1. Field of the Invention
The present invention relates to a magnet wire with improved windability and insertability which, in addition, is bondable at elevated temperatures, including the range 185.degree. C. to 200.degree. C. and includes a topcoat around and along the length of a basecoat provided over a conductor, wherein the topcoat is a polyamide selected from the group consisting of polyundecaneamide, polydodecaneamide and mixtures thereof.
2. Description of the Art
An insulated copper or aluminum wire used in the coils of all types of electromagnetic machines, such as windings of motors, solenoids and transformers, is known as magnet wire. The most widely used types of insulation for magnet wire include enamel, natural and synthetic fibers, glass and paper. Depending upon the type of insulation, magnet wire can be classified at temperature indices from 105.degree. C. to 220.degree. C.
The insulation provided on magnet wire often comprises a dual system which includes a basecoat and a topcoat. The basecoat material is usually chosen for its ability to perform certain functions, such as heat stability, solderability and solvent resistance. Common basecoat materials are polyesters and polyurethanes, although epoxies, polyacrylics, polyimides and amide-imide coatings are also used for basecoats. The term basecoat, as used herein, also includes combinations of the aforementioned materials.
Certain nylons, nylon 6,6 (poly-hexamethyleneadipamide) and nylon 6 (polycaprolactam) in particular, have been employed as a topcoat for magnet wire. Because of the low coefficient of friction of 0.17 (dynamic, film-on-film) for nylon 6 and 6,6 films, such insulated wire exhibits increased windability over other conventional topcoats. The use of magnet wire topcoated with nylon 6 or 6,6, however, may pose several problems to the end user.
First, manufacturers of motors and the like often bond the wound wire in place. The most common method of bonding nylon 6 or 6,6 topcoated magnet wire coils is by dipping the entire coil into a varnish bath and baking the varnish on the coil. Such dipping and baking operations are not only time consuming and expensive, but also result in undesirable solvent emissions and fumes that must not be released into the atmosphere. The ideal topcoat would be a self-bonding type, such as polyvinylbutyral coated magnet wire. By heating polyvinylbutyral above approximately 100.degree. C., the coating softens, flows and bonds the windings in place. Polyvinylbutyral overcoated magnet wire is limited to use in low thermal class systems because of its low softening temperature. Magnet wire applications requiring a thermal class rating of at least 130.degree. C. preclude the use of self-bonding polyvinylbutyral. It would not be practical to heat bond nylon 6 or 6,6. Heating nylon 6,6, for example, to its melting temperature of about 250.degree. C. would exceed the thermal resistance of the basecoat and other components of the system, such as slot liners. Furthermore, nylon 6,6 rapidly degrades in air at this temperature.

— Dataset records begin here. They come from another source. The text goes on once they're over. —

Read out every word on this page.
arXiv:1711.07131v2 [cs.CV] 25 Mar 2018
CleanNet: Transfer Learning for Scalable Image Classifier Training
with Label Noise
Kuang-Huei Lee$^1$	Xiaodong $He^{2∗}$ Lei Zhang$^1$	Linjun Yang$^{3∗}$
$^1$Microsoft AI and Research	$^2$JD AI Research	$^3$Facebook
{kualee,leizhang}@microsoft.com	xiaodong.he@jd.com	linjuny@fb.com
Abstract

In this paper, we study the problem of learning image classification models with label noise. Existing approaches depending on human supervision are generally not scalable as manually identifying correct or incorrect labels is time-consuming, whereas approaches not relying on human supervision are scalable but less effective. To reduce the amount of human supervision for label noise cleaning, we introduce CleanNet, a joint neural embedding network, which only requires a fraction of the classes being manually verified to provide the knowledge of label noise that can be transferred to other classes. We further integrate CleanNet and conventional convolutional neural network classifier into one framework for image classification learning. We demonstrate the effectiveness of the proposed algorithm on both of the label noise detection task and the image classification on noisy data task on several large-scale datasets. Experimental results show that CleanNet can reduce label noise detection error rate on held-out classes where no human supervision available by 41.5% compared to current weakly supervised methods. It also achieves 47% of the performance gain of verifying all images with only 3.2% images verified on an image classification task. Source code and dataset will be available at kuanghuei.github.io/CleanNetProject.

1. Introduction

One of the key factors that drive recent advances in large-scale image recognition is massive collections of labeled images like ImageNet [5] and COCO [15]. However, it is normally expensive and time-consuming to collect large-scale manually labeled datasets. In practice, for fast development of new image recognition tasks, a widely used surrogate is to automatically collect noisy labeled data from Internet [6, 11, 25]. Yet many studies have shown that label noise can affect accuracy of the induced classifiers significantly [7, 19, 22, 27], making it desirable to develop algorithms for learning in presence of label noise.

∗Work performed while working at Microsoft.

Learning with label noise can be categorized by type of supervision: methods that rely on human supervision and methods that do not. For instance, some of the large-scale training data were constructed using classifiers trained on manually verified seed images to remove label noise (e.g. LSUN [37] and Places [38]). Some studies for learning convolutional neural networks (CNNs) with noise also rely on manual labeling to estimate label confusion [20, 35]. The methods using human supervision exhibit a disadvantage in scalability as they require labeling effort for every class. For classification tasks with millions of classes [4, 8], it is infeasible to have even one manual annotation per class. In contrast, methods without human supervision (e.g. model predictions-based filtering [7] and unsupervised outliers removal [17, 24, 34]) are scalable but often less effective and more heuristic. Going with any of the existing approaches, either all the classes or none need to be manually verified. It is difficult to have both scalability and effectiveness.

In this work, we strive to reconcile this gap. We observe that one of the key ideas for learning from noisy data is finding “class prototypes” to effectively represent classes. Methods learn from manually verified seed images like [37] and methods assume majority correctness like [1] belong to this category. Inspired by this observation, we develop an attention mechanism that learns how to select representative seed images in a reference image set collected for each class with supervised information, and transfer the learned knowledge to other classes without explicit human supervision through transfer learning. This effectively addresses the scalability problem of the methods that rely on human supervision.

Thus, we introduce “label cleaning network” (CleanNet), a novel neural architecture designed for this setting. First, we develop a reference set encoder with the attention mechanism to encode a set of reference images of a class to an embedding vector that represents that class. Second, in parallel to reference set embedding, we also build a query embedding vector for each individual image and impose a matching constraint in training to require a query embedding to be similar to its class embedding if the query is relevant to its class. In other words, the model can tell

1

A second disadvantage of nylon 6 or 6,6 topcoats or films is the fact that such materials absorb water. Water absorption decreases the electrical performance of the wires, but improves film flexibility. However, nylon 6 and especially nylon 6,6 becomes brittle when they lose moisture resulting in decreased windability and increased insulation cracking problems.
Thirdly, although a nylon 6 or 6,6 topcoat typically improves the windability and insertability of magnet wire over other magnet wire insulating materials, winding and inserting problems are still encountered. The coefficient of friction (dynamic, film-on-film) of nylon 6,6 is 0.17. A topcoat material exhibiting a lower coefficient of friction, even an improvement of 0.01, would significantly increase the windability and insertability of the magnet wire. The prior art, such as U.S. Pat. No. 3,632,440, recognizes this advantage and teaches that use of film forming polysiloxane resin in the topcoat will outperform nylon insulation in that the coefficient of friction of such magnet wire measures 0.14. However, in most electrical systems, the presence of silicone is intolerable.
Accordingly, an improved magnet wire is desired that is self-bonding at a temperature that does not harm the basecoat and other system components, is moisture resistant and exhibits improved windability and insertability. Such improvements should not significantly affect the flexibility, abrasion resistance or heat shock resistance of the magnet wire.